An asset management firm has lost an appeal against a compensation order from the Financial Ombudsman Service after claiming it did not provide personal recommendations.
The firm also claimed FOS’ decision was at odds with the finding of an FSA report.
Full Circle Asset management provides model portfolio discretionary investment services to clients.
Between October 2009 and May 2011, one its clients was Joanna King.
King was in her early 60s and retired, requiring an income of £1,200 per month. She invested £450,000 with Full Circle after completing an attitude to risk and loss document which recorded her as a medium risk investor.
King ended up losing £90,000 in her first 15 months with the firm.
As at 31 March 2010, the FOS noted that 35 per cent of the portfolio was in short-term investments and 45 per cent of the holdings were high risk. Some 20 per cent of the investments were in UK and China.
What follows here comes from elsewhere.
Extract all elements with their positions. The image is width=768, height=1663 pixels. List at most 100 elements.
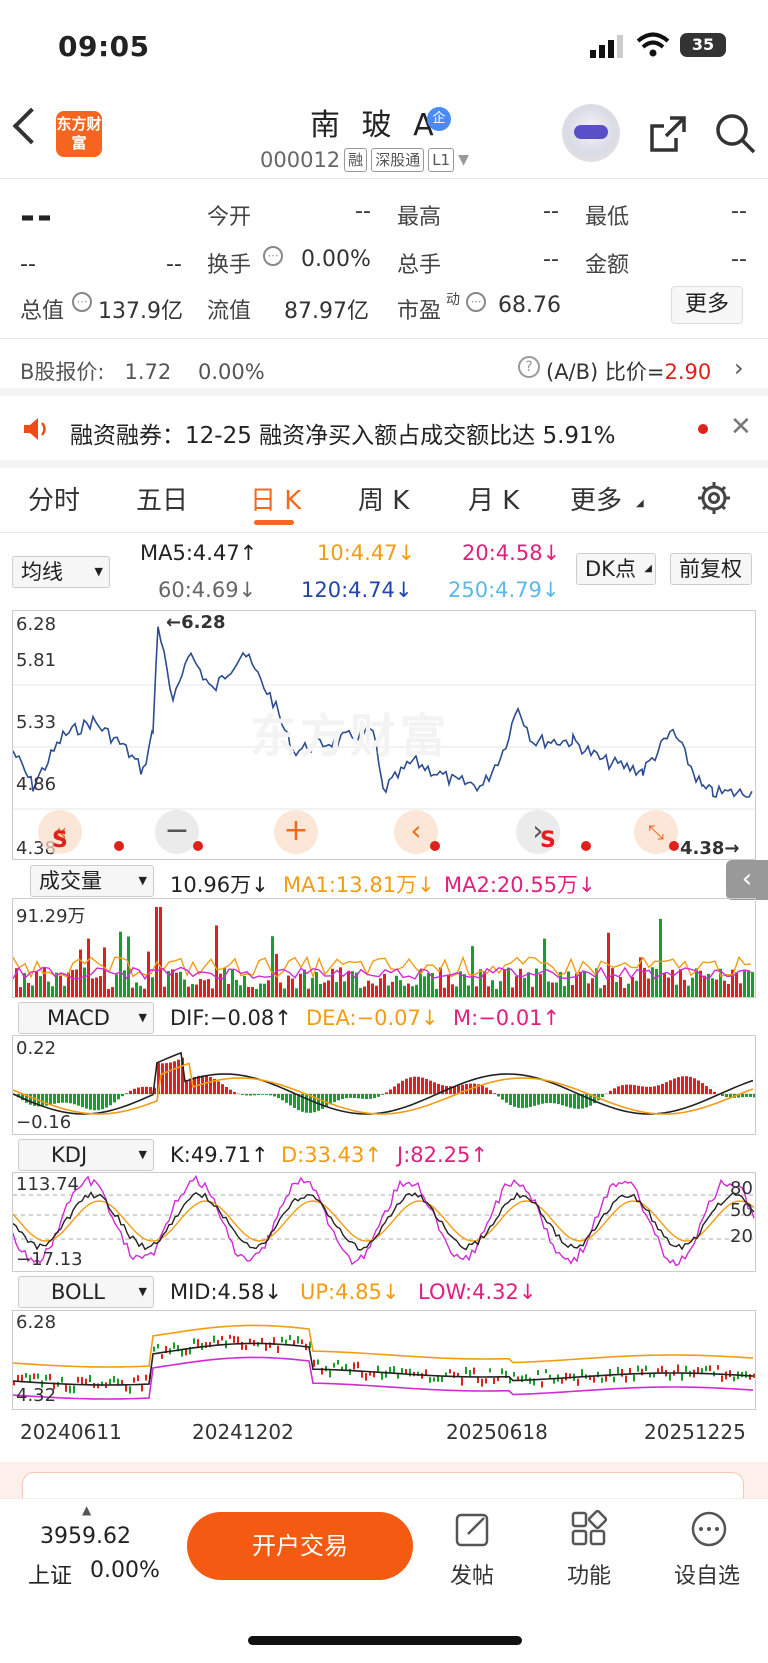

The Ombudsman decided the proportion of risky investments was excessive, hedging was insufficient, the portfolio was not set up to produce the kind of income King had asked for, and that information given to her had been too technical for her to understand.
Full Circle had also failed to define the terms “average risk investor” and “medium risk investor”.
In an Ombudsman ruling, the FOS decided King was entitled to compensation up to the £100,000 limit for investments, and that the amount of redress should depend on the difference between performance with Full Circle and the FTSE WMA Stock Market Income Total Return Index.
It also recommended any balance above that should be paid by the firm.
The Ombudsman concluded: “If the inherent risks had been clear to her she would not have proceeded with the investment.”
Full Circle’s challenge
Full Circle argued King was a medium risk investor, and that no objection could be taken to individual parts of the portfolio when, overall, it was medium risk.
The FSA asked an external firm to conduct a skilled persons review into Full Circle in November 2011 over “concerns that its main model portfolio was likely to be unsuitable for a significant proportion of its retail customers with balanced or medium risk appetite”.
The review concluded Full Circle’s model portfolio “exhibited on balance, a medium risk profile as per industry convention,” and the FSA agreed with this.
Full Circle also said it did not make a personal recommendation to invest in a product, but provided a discretionary investment management service instead.
But the Ombudsman dismissed this argument. It said: “Certainly, based on the way it set out its recommendations to Mrs K she could reasonably expect that it provided for her a personal recommendation.”
The Ombudsman added the FSA’s conclusions regarding the risk of the portfolio after the skilled person review was only one of the factors he had to take into account, and that overall suitability was the main concern.
It said: “My aim is not to risk rate Full Circle’s model portfolio, but to consider the suitability of the portfolio for Mrs King’s individual circumstances”.
The Ombudsman noted that King’s age meant she could not replace lost capital and that the sums invested were a “considerable proportion” of the investable assets she had.
No judicial review
The High Court has now upheld the Ombudsman’s decision against a judicial review challenge from Full Circle.
In his judgment released on Friday, Mr Justice Nicol says Full Circle’s challenge that the FOS had not given sufficient weight to the regulator’s view of the portolios as medium risk did not stand up to scrutiny.
Nicol said: “Far from this ground of challenge having merit, I would pay tribute to the Ombudsman for dealing comprehensively with the evidence and arguments which had been addressed to him. He explains his reasons fully.”